High praise in this month’s edition of BBC Music Magazine from Erik Levi for Kenneth Woods, conductor‘s orchestration of Brahms‘ Piano Quartet no. 2 in A major on Nimbus Records. The August issue of BBC Music is on sale from all good retailers.

“Hopefully this new addition to the Brahms symphonic canon will get the widespread dissemination it certainly deserves…

“One of the most inspired moments comes in the middle of the slow movement, where the solo violin  and horn  soar above the rest of the orchestral accompaniment in a passage that points forward to the equivalent movement in the First Symphony.

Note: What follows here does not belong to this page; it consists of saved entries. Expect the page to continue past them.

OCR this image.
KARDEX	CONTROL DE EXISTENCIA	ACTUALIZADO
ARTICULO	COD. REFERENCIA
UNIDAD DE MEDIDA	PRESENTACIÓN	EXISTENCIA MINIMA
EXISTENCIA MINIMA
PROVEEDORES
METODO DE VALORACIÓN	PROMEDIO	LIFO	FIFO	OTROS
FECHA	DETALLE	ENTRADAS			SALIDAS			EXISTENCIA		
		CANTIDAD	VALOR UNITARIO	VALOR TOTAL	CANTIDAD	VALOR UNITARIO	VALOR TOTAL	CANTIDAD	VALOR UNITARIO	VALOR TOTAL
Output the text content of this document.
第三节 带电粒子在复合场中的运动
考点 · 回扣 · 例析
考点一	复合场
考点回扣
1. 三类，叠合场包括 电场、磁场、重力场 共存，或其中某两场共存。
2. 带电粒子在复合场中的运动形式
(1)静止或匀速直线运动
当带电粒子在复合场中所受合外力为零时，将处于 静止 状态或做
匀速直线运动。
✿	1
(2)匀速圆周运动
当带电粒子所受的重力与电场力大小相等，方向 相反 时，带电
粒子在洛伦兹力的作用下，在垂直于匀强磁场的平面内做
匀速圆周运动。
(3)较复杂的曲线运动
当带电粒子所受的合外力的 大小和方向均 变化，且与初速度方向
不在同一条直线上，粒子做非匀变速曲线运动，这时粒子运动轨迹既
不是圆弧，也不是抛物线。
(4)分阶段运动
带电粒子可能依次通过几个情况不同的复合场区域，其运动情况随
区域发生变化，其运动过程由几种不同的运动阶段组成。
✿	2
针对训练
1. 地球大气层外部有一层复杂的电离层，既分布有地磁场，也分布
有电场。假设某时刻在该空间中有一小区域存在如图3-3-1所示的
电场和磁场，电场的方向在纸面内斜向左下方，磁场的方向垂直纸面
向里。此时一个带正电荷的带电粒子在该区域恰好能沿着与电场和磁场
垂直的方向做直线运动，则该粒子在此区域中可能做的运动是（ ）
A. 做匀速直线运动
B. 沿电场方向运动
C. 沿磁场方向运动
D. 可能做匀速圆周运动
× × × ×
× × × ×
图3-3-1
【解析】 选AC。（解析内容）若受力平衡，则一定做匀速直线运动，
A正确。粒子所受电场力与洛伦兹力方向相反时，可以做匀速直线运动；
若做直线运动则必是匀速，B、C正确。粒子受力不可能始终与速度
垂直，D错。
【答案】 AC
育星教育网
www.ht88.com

No less exciting is the enunciation of the opening motif for a quartet of horns in their highest register ( a passage you’d definitely want to hear played by the Vienna Philharmonic / Wiener Philharmoniker), the delicate, almost Mendelssohnian string and woodwind exchanges in the Scherzo and the exhilarating Finale. Inevitably, Woods has had to make some compromises along the way. The mysterious piano arpeggios that punctuate the slow movement do not easily transfer to the orchestra. But Woods’s solution of sustained woodwind and string chords over a crescendo timpani roll brilliantly conveys the music’s menacing character.

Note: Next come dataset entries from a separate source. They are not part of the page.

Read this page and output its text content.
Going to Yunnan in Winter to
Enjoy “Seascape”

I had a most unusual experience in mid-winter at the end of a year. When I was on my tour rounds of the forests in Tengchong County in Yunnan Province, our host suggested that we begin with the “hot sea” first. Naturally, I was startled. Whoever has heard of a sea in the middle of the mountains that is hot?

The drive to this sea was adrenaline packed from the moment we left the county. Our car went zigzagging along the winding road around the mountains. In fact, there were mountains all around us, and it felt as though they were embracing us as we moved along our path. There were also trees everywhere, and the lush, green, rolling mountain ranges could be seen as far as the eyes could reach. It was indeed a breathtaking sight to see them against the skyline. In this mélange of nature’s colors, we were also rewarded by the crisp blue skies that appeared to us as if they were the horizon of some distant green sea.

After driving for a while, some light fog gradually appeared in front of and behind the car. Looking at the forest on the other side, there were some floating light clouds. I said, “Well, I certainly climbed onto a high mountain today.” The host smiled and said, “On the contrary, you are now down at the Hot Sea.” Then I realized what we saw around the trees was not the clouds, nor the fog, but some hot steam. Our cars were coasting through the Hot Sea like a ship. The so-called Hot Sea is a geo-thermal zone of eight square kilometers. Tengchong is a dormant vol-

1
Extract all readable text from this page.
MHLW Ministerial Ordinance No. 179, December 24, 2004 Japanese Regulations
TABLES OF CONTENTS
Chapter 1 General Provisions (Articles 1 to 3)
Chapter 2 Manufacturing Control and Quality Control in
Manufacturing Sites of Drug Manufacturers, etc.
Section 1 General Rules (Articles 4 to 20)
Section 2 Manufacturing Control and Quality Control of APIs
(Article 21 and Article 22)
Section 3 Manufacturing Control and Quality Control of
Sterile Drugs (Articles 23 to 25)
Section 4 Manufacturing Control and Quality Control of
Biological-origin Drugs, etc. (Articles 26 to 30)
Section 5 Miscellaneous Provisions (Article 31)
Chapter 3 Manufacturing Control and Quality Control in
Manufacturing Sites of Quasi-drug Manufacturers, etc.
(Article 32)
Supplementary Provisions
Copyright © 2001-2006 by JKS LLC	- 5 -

“Schoenberg’s fascinating orchestration of the G minor Piano Quartet certainly exemplifies the proto-symphonic dimentions of Brahms’s musical argument. Yet there are grounds for arguing that the expansively conceived A major Piano Quartet, written around the same period, is even more worth of being clothed in orchestral fabric. Kenneth Woods has grasped this nettle and produced an absolutely imaginative arrangement.”